MIS/AMH treatment of cancer may also include the prostate [42,43]. The MIS/AMH type II receptor and two candidate MIS/AMH type I receptors [74,75,76,77,78] are expressed in a prostatic cancer cell line (LNCaP) as well as in human prostate tumors [42]. MIS/AMH blocks the growth of human prostate cancer cell lines and it induces IRF1, and interferon γ was that enhances the inhibiting effects of MIS/AMH in vitro and in vivo. Furthermore, because MIS/AMH suppresses testosterone production [13,37,38,39] it might indeed exert a double effect on prostatic cancer, a direct growth inhibition and an indirect effect by lowering testosterone.

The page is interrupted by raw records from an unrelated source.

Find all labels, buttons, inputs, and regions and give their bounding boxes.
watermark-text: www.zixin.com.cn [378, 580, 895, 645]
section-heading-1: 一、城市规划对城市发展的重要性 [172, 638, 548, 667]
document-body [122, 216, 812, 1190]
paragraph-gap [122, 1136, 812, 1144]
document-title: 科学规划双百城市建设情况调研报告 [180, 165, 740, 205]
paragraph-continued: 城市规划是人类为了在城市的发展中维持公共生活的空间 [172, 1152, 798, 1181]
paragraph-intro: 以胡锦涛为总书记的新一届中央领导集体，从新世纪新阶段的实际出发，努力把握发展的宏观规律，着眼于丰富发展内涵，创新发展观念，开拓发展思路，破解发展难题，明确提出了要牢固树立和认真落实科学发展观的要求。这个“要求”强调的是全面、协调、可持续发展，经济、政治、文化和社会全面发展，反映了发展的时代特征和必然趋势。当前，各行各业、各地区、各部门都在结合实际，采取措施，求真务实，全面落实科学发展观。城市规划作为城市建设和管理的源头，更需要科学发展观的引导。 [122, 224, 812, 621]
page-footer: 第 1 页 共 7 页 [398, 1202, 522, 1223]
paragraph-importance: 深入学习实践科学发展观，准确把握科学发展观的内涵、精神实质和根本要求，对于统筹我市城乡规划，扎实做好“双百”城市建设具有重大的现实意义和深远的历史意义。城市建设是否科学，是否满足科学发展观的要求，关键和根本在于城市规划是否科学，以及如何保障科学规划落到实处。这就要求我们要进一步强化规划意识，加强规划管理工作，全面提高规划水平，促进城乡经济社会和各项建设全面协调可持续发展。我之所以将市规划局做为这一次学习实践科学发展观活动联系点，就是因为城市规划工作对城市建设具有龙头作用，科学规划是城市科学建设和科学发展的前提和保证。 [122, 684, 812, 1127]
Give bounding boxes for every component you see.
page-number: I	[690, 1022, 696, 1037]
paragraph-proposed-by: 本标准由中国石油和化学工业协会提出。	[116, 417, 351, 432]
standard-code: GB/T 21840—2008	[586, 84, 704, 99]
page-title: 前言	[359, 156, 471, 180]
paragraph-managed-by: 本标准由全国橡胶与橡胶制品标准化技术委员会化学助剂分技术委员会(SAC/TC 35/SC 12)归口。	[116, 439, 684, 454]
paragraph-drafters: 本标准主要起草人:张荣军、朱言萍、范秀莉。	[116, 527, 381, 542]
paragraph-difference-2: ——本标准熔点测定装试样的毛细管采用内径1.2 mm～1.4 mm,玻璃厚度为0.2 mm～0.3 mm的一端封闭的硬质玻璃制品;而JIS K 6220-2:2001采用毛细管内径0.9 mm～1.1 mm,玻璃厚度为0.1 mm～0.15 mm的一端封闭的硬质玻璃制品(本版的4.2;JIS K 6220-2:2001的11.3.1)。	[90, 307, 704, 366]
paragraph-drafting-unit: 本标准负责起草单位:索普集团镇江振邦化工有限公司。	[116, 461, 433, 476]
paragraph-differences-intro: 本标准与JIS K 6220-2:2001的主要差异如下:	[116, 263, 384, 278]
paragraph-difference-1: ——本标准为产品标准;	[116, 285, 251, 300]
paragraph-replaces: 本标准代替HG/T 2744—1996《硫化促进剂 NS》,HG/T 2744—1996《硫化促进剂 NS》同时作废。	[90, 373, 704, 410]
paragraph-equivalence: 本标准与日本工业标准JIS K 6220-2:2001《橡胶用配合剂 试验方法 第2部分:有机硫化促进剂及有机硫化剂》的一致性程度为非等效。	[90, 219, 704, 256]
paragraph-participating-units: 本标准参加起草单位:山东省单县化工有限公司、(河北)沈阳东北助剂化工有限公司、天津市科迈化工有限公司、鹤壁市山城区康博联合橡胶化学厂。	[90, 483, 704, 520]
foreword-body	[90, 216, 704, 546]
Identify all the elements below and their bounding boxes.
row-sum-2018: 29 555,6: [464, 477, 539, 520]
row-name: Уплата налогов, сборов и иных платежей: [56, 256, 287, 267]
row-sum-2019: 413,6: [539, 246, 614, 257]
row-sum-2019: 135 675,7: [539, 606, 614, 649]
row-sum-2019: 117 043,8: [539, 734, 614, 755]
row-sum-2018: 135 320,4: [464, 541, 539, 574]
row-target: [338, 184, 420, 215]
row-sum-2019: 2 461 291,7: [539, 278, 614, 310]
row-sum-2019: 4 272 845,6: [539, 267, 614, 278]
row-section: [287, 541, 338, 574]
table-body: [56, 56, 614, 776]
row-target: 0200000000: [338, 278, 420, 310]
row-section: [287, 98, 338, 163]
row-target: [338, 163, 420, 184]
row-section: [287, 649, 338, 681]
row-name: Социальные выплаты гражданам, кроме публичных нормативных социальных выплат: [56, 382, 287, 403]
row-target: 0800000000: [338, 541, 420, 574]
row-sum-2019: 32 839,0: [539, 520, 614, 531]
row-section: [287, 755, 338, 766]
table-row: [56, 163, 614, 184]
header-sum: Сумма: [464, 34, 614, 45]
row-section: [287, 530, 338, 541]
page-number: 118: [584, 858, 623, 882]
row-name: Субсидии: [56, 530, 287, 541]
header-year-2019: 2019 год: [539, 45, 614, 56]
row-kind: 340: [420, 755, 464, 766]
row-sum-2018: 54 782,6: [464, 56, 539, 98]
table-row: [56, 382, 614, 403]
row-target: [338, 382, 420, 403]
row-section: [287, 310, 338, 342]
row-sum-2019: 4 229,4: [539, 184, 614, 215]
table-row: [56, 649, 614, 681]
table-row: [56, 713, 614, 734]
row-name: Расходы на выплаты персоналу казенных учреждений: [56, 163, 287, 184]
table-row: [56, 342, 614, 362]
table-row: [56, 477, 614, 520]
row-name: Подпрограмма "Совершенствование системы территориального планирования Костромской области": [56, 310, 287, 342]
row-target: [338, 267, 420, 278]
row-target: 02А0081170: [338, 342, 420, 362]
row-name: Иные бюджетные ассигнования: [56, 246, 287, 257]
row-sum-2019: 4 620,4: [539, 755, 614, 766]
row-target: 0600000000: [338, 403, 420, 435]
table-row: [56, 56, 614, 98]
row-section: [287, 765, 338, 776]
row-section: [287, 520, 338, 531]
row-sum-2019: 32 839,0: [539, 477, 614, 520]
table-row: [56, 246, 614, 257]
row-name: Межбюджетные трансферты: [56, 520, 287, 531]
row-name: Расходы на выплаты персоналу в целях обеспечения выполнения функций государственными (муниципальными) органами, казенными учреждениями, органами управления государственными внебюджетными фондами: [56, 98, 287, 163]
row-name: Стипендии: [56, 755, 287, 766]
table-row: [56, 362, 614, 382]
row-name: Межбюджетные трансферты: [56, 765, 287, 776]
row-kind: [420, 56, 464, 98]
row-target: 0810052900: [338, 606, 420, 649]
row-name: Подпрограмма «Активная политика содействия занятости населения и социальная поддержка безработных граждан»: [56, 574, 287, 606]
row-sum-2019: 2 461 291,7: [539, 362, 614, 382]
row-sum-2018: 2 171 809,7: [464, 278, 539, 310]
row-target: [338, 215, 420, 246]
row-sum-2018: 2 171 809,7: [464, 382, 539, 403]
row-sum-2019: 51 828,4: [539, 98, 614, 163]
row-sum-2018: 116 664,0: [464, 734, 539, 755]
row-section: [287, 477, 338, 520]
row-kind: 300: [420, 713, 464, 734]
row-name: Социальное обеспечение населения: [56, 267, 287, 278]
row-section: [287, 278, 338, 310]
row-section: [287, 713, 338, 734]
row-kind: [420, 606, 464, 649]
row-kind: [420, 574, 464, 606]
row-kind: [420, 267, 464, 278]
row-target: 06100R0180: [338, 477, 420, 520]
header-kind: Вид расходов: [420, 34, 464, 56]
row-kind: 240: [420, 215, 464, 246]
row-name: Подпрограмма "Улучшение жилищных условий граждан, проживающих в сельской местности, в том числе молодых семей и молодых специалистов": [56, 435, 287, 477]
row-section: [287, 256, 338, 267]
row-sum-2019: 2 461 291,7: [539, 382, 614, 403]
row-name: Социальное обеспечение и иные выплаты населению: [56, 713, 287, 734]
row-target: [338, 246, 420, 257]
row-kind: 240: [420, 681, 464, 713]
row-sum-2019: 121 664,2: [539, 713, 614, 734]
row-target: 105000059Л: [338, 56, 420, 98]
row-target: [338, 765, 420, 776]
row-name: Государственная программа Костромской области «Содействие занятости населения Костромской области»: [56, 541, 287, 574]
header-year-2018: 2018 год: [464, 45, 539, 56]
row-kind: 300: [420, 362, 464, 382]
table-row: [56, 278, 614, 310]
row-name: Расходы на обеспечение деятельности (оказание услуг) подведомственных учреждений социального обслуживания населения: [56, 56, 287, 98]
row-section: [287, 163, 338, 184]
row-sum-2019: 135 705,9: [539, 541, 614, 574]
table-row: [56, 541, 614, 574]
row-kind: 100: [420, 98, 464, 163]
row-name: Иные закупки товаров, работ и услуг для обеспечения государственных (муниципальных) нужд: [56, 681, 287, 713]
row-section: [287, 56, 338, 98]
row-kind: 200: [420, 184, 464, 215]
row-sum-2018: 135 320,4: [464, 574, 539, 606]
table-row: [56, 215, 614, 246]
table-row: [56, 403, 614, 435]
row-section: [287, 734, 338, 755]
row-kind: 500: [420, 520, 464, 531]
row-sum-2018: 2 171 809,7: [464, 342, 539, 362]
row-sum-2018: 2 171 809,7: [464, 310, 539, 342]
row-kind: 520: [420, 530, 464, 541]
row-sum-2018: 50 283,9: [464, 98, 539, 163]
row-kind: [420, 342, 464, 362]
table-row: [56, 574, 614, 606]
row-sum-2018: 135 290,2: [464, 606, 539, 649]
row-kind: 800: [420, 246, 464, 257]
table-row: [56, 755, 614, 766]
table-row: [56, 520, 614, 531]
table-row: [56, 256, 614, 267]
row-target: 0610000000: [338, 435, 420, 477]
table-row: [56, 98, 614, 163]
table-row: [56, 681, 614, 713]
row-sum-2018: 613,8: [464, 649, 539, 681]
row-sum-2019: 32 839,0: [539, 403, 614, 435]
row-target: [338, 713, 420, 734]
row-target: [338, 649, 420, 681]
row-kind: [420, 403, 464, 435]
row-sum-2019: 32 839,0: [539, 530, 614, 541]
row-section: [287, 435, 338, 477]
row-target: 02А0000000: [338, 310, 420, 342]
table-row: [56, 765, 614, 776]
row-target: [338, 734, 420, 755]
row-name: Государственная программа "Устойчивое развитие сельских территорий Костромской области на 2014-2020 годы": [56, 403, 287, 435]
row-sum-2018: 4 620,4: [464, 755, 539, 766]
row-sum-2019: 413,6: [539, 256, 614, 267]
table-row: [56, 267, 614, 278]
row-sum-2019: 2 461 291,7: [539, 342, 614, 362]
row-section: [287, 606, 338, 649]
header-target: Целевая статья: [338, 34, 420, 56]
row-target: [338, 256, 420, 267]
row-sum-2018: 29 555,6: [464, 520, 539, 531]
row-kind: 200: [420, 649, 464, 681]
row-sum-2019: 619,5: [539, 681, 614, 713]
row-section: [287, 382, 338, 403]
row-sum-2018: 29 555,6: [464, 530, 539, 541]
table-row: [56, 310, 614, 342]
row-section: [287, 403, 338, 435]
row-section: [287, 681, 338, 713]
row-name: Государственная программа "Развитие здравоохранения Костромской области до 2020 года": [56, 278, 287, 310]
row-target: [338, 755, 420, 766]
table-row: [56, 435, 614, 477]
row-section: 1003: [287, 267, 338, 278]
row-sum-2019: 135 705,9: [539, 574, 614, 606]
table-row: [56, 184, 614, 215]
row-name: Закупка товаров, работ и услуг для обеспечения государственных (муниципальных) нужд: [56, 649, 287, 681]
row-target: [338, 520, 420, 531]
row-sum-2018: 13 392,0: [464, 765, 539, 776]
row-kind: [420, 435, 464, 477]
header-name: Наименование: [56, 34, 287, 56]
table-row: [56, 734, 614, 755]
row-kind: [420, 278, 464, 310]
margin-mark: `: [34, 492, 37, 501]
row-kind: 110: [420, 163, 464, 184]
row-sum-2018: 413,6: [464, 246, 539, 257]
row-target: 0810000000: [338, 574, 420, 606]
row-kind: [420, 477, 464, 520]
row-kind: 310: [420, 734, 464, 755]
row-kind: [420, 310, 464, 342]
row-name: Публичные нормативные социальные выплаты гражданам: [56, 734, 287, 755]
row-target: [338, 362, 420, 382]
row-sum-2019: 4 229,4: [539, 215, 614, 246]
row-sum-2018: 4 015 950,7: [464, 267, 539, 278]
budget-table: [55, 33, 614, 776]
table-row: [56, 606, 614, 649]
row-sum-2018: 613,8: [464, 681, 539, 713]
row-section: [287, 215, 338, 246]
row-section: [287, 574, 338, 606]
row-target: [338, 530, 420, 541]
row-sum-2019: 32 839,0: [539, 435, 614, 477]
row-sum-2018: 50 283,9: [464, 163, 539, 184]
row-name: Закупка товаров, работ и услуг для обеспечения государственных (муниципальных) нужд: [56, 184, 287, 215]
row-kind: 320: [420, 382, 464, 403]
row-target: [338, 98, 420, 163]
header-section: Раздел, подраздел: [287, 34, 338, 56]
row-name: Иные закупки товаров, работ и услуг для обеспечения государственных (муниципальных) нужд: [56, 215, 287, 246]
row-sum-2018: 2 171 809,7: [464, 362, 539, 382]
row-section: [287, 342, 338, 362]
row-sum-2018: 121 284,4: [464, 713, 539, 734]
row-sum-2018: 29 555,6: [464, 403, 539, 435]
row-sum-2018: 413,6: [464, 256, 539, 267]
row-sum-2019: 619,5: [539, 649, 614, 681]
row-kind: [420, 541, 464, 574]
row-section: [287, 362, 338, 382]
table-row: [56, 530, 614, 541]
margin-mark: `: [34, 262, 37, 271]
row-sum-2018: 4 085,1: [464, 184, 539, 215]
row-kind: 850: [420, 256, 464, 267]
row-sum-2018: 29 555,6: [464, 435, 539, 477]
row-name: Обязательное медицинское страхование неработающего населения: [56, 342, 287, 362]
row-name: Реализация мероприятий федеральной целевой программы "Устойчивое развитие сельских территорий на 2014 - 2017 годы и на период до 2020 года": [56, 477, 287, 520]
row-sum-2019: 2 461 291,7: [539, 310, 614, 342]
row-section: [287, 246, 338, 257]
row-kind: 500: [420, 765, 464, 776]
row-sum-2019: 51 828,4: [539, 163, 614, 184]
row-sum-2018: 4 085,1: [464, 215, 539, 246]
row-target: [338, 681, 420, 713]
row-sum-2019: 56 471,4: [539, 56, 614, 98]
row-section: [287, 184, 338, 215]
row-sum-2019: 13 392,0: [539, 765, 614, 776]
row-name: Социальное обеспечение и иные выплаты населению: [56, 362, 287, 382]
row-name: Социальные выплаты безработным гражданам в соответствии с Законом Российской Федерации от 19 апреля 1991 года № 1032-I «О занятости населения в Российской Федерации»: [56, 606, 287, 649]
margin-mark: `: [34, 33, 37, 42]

Müllerian inhibiting substance/anti-Müllerian hormone and endometriosis
Endometriosis is a common benign disease of reproductive women, especially infertile women. Ectopic endometrial cells exhibit abnormal proliferative and apoptotic regulation in endometriosis. Recent reports show that MIS induces the cell cycle arrest and apoptosis of human endometrial stromal cells and endometriosis cell line in vitro. One study shows that the celluar apoptosis was increased by causing arrest at G1 phase and increasing cells at sub-G0G1 phase in endometrial stromal cells treated with MIS for 72 hours (Fig. 12) [118]. Another study shows that MIS induces autophagy through increased expression of Beclin-1 autophagy-promoting protein in endometriosis cell line [119]. These findings suggest that MIS play an important role in cellular apoptosis in endometriosis. Therefore, MIS has a potential as a therapeutic modalities in endometriosis.
Conclusion
The existing literature on MIS/AMH suggests that the recombinant human protein will have very little toxicity in vivo and that it should be tested against tumors expressing the MIS/AMH type II receptor, perhaps beginning with ovarian cancer as among receptor expressing tumors, since it has the most dire prognosis. The molecular tools to identify MIS/AMH receptor expressing ovarian and gynecologic tumors are already in hand, thus, it is possible to select patients for treatment. An MIS/AMH ELISA exists to follow administered doses of MIS/AMH, as well. Clinical trials await the production of sufficient supplies of recombinant human MIS/AMH for this purpose.
Acknowledgments
The bulk of the research was funded by the National Institutes of Health (CA 17393-30) with additional support from the American Cancer Society, The Ovarian Cancer Research Fund, and the generous philanthropic support of the McBride family and The Commons Development Group Inc. Moreover, a part of study was supported by a grant from Department of Obstetrics and Gynecology, The Catholic University of Korea.
Notes
No potential conflict of interest relevant to this article was reported.